## 9.3 The Difficulty of Bayesian Inference for Clustering

Two problems make it pretty much impossible to perform full Bayesian inference for clustering models, the lack of parameter identifiability and the extreme multimodality of the posteriors. There is additional discussion related to the non-identifiability due to label switching in the label switching section.

### Non-Identifiability

Cluster assignments are not identified—permuting the cluster mean vectors mu leads to a model with identical likelihoods. For instance, permuting the first two indexes in mu and the first two indexes in each soft_z[n] leads to an identical likelihood (and prior).

The lack of identifiability means that the cluster parameters cannot be compared across multiple Markov chains. In fact, the only parameter in soft $$K$$-means is not identified, leading to problems in monitoring convergence. Clusters can even fail to be identified within a single chain, with indices swapping if the chain is long enough or the data are not cleanly separated.

### Multimodality

The other problem with clustering models is that their posteriors are highly multimodal. One form of multimodality is the non-identifiability leading to index swapping. But even without the index problems the posteriors are highly multimodal.
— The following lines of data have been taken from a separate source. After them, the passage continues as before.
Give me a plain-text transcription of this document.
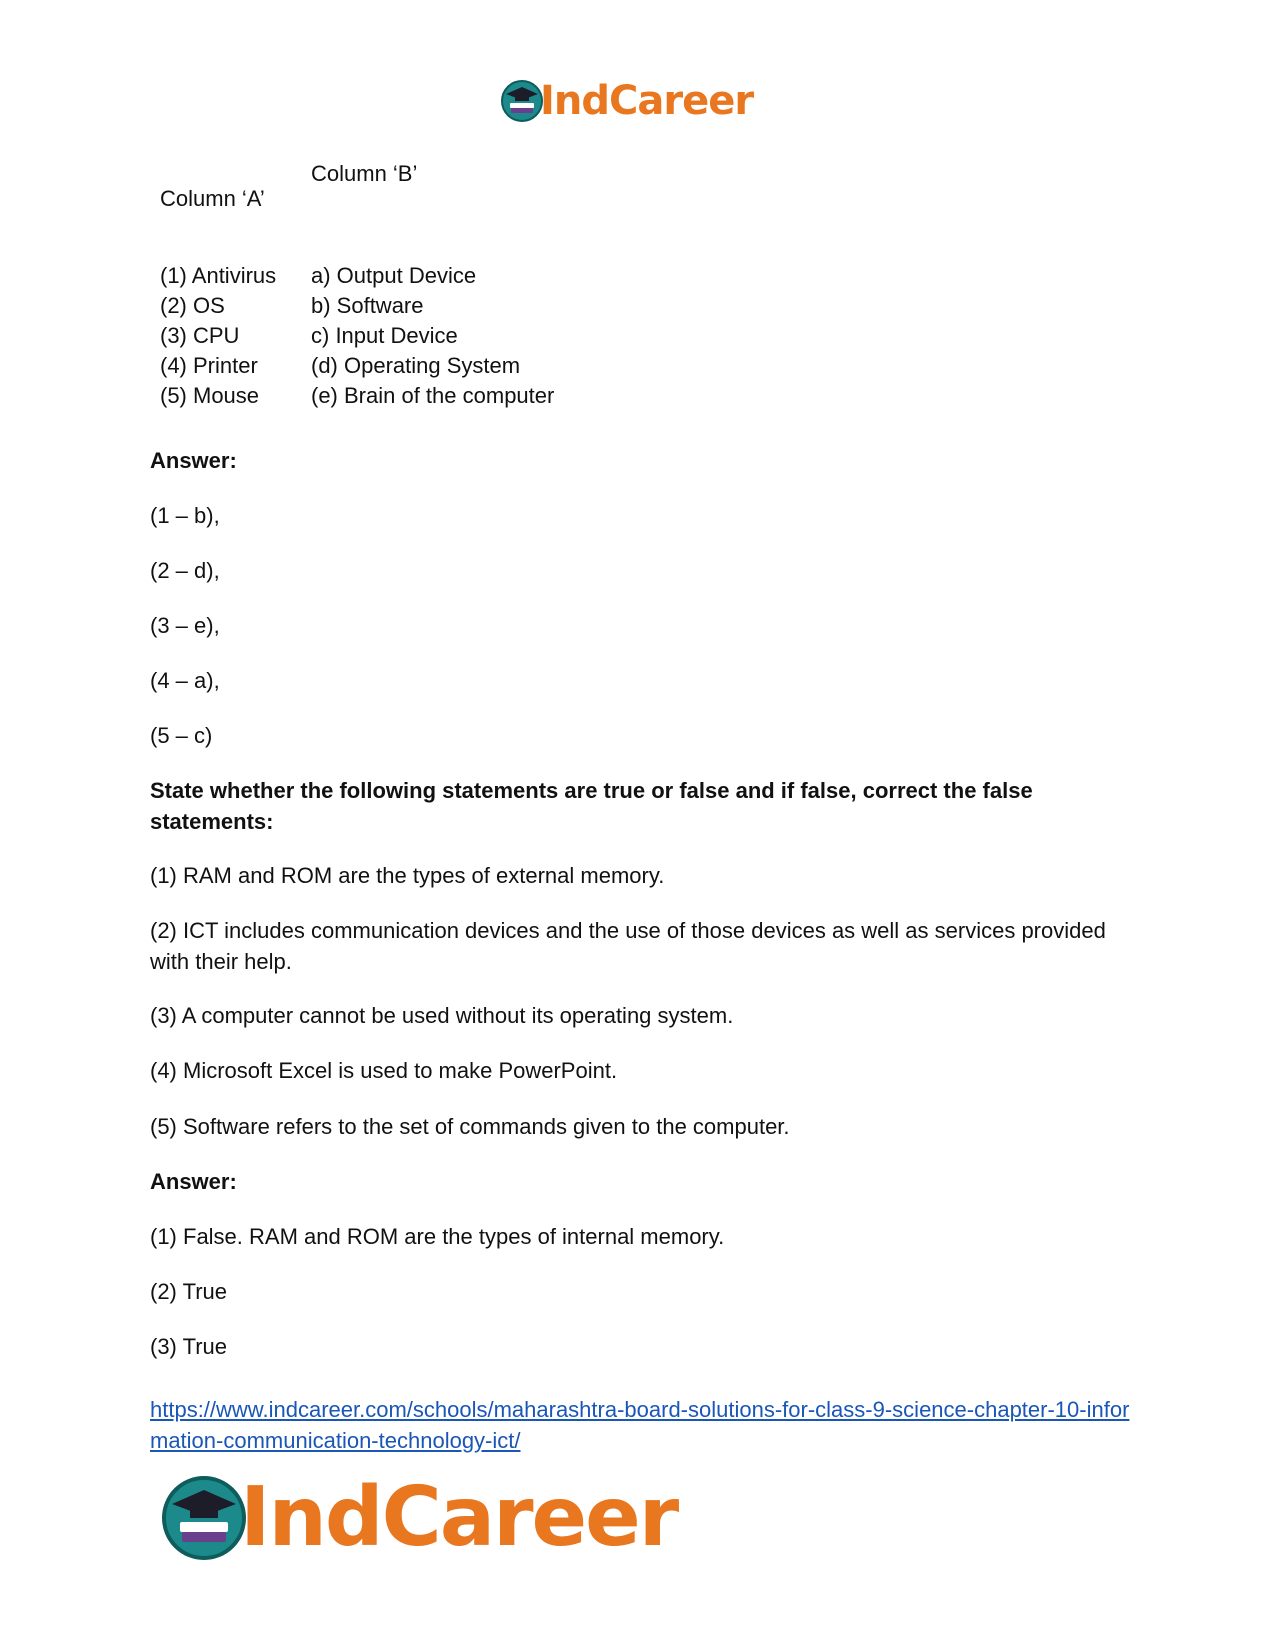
IndCareer
Column ‘A’
Column ‘B’
(1) Antivirus
(2) OS
(3) CPU
(4) Printer
(5) Mouse
a) Output Device
b) Software
c) Input Device
(d) Operating System
(e) Brain of the computer
Answer:
(1 – b),
(2 – d),
(3 – e),
(4 – a),
(5 – c)
State whether the following statements are true or false and if false, correct the false statements:
(1) RAM and ROM are the types of external memory.
(2) ICT includes communication devices and the use of those devices as well as services provided with their help.
(3) A computer cannot be used without its operating system.
(4) Microsoft Excel is used to make PowerPoint.
(5) Software refers to the set of commands given to the computer.
Answer:
(1) False. RAM and ROM are the types of internal memory.
(2) True
(3) True
https://www.indcareer.com/schools/maharashtra-board-solutions-for-class-9-science-chapter-10-information-communication-technology-ict/
IndCareer
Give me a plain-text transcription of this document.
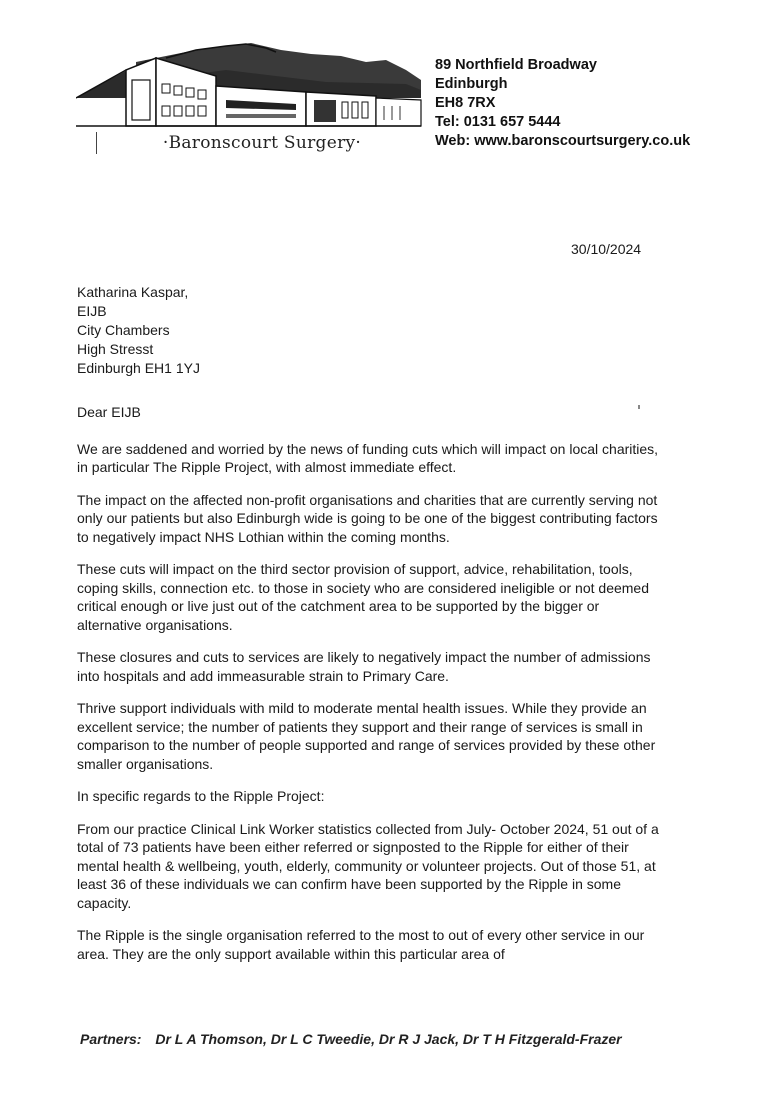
·Baronscourt Surgery·
89 Northfield Broadway
Edinburgh
EH8 7RX
Tel: 0131 657 5444
Web: www.baronscourtsurgery.co.uk
30/10/2024
Katharina Kaspar,
EIJB
City Chambers
High Stresst
Edinburgh EH1 1YJ

Dear EIJB

We are saddened and worried by the news of funding cuts which will impact on local charities, in particular The Ripple Project, with almost immediate effect.

The impact on the affected non-profit organisations and charities that are currently serving not only our patients but also Edinburgh wide is going to be one of the biggest contributing factors to negatively impact NHS Lothian within the coming months.

These cuts will impact on the third sector provision of support, advice, rehabilitation, tools, coping skills, connection etc. to those in society who are considered ineligible or not deemed critical enough or live just out of the catchment area to be supported by the bigger or alternative organisations.

These closures and cuts to services are likely to negatively impact the number of admissions into hospitals and add immeasurable strain to Primary Care.

Thrive support individuals with mild to moderate mental health issues. While they provide an excellent service; the number of patients they support and their range of services is small in comparison to the number of people supported and range of services provided by these other smaller organisations.

In specific regards to the Ripple Project:

From our practice Clinical Link Worker statistics collected from July- October 2024, 51 out of a total of 73 patients have been either referred or signposted to the Ripple for either of their mental health & wellbeing, youth, elderly, community or volunteer projects. Out of those 51, at least 36 of these individuals we can confirm have been supported by the Ripple in some capacity.

The Ripple is the single organisation referred to the most to out of every other service in our area. They are the only support available within this particular area of

Partners: Dr L A Thomson, Dr L C Tweedie, Dr R J Jack, Dr T H Fitzgerald-Frazer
Bayesian inference fails in cases of high multimodality because there is no way to visit all of the modes in the posterior in appropriate proportions and thus no way to evaluate integrals involved in posterior predictive inference.

In light of these two problems, the advice often given in fitting clustering models is to try many different initializations and select the sample with the highest overall probability. It is also popular to use optimization-based point estimators such as expectation maximization or variational Bayes, which can be much more efficient than sampling-based approaches.